A watch that understands English? 'Artificial listeners' surge ahead
What do you say to a watch? Most clear-thinking folks don't say anything. But if the Swiss watchmaking group Asuag AG has its way, that may soon change. In its labs, the company is developing a timepiece fitted with a microchip that will respond to 15 word commands in several different languages. To set the alarm, for instance, you might say, ''Alarm go off at 6:30.''
This development will probably not bring a giant leap in watch sales, but it does represent one more small tick in the longstanding drive to devise machines that better understand human speech.
Voice-recognition machines have long been used in industry for quality control, inspection, and simple data entry. Instead of two people being required to spot flaws in, say, a circuit board - one to examine the part and the other to tap the information into a keyboard - one inspector can do it by simply talking into a microphone. The information is automatically logged into a computer fitted with a special voice-recognizing electronic circuit.

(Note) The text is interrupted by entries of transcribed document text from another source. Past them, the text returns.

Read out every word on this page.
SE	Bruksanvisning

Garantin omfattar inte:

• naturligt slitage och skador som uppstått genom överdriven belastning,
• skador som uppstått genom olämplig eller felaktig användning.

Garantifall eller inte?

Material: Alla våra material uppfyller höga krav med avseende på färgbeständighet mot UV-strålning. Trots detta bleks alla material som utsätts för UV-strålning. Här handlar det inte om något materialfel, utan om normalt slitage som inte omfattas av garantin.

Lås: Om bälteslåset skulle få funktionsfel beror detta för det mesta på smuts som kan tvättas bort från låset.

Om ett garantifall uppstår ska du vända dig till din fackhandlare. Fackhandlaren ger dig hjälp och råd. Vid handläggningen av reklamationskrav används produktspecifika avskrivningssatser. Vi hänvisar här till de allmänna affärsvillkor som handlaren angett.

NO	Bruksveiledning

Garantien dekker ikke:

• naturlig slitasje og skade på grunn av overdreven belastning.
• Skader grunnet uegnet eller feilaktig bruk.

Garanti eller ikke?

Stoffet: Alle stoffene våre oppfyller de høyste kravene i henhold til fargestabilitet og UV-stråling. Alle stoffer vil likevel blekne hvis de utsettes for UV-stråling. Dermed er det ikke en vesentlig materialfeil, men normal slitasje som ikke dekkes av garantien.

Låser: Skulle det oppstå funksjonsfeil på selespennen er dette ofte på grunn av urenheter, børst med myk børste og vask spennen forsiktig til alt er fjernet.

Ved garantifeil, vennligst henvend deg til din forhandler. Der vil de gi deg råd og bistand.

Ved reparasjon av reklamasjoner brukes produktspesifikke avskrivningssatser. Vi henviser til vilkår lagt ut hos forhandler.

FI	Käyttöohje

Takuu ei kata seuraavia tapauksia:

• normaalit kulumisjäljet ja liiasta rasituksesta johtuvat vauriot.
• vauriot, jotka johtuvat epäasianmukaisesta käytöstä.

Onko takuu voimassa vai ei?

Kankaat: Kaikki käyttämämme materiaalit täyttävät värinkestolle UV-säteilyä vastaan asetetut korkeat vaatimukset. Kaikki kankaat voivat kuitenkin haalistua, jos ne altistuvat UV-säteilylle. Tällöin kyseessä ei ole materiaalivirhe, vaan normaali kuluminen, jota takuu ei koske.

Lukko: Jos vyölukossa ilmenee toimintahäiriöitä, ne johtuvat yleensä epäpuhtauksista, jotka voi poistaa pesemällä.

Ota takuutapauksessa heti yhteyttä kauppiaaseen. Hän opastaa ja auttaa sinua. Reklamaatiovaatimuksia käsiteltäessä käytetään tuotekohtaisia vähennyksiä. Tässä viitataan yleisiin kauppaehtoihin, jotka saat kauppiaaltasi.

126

Now a wave of speech-recognition consumer products are near that will make it possible to give voice commands to personal computers, video games, and, perhaps , telephones.
''We are at a real turning point in the state of the art,'' says Janet Baker, president of Dragon Systems Inc., a Massachusetts speech-recognition research firm. ''There is finally getting to be a good match between technology and performance.''
The ultimate aim is to develop ''artificial listeners'' keen enough so that anyone can talk to the machines in conversational language and be understood. This is a goal some believe will never be achieved, though scientists are edging toward it.
The problem lies in the complexity of human speech. For one thing, such a machine would have to have an almost unlimited vocabulary. For another, it would have to tell when each word in a sentence begins and ends - easy for man but staggeringly hard for machine. There are also the variations in voices - in tone , pitch, and accent - that the machine has to sort through. Background ''noise'' is a problem, too.
Present systems, as a result, are limited in what they can do. Typical circuits, often costing several thousand dollars, understand only a small vocabulary (usually less than 350 words) - and then from only one or two speakers. Systems exist that can decipher many different voices, but only when a handful of words are used.
These drawbacks, coupled with a limp economy, have created a less than robust market for artificial-listening devices, prompting several companies to pull out of the fledgling field in recent years.
Still, industry analysts expect the voice-recognition market - now around $20 million a year - to hit $1 billion by 1990. A variety of new products are about to give the industry a boost. Texas Instruments is soon to come out with an estimated $2,500 voice attachment for its personal computer to process ''continuous'' speech commands. Verbex, a division of Exxon Corporation, recently unveiled a circuit that recognizes several hundred words of ''connected'' speech, spoken without pauses. By year's end, the first voice-control video games are due on the market.
Further out, automakers want to design voice-control circuits for everything from air conditioning to wipers - presumably to give drivers more time to watch the road. Prototype voice-dialing telephones have been developed. So have appliances that flip on at the touch of a word. Analysts, however, expect things like voice-control TVs and ''listening'' watches to appeal mainly to the gimmick-minded - although there may be a significant market among the handicapped.
Promising, but still far off, is the possibility of a ''voicewriter'' - the science-fiction typewriter that instantly turns words into perfect, neat business letters. IBM is working on one. But it is at least two years and several million dollars away in the lab, says IBM scientist Frederick Jelinek. A store-shelf version, if developed at all, may be a decade off.
What all this means is that voice-recognition devices - as limited as they are now - will probably continue to make inroads on the factory floor and to a lesser extent in the home and office. But the days of ''talk-typewriters'' and humanlike voice machines are still a long way off. Here, as speech-recognition expert Roberto Bisiani of Carnegie-Mellon University points out, one thing is clear: When it comes to listening, man still has the edge over machine.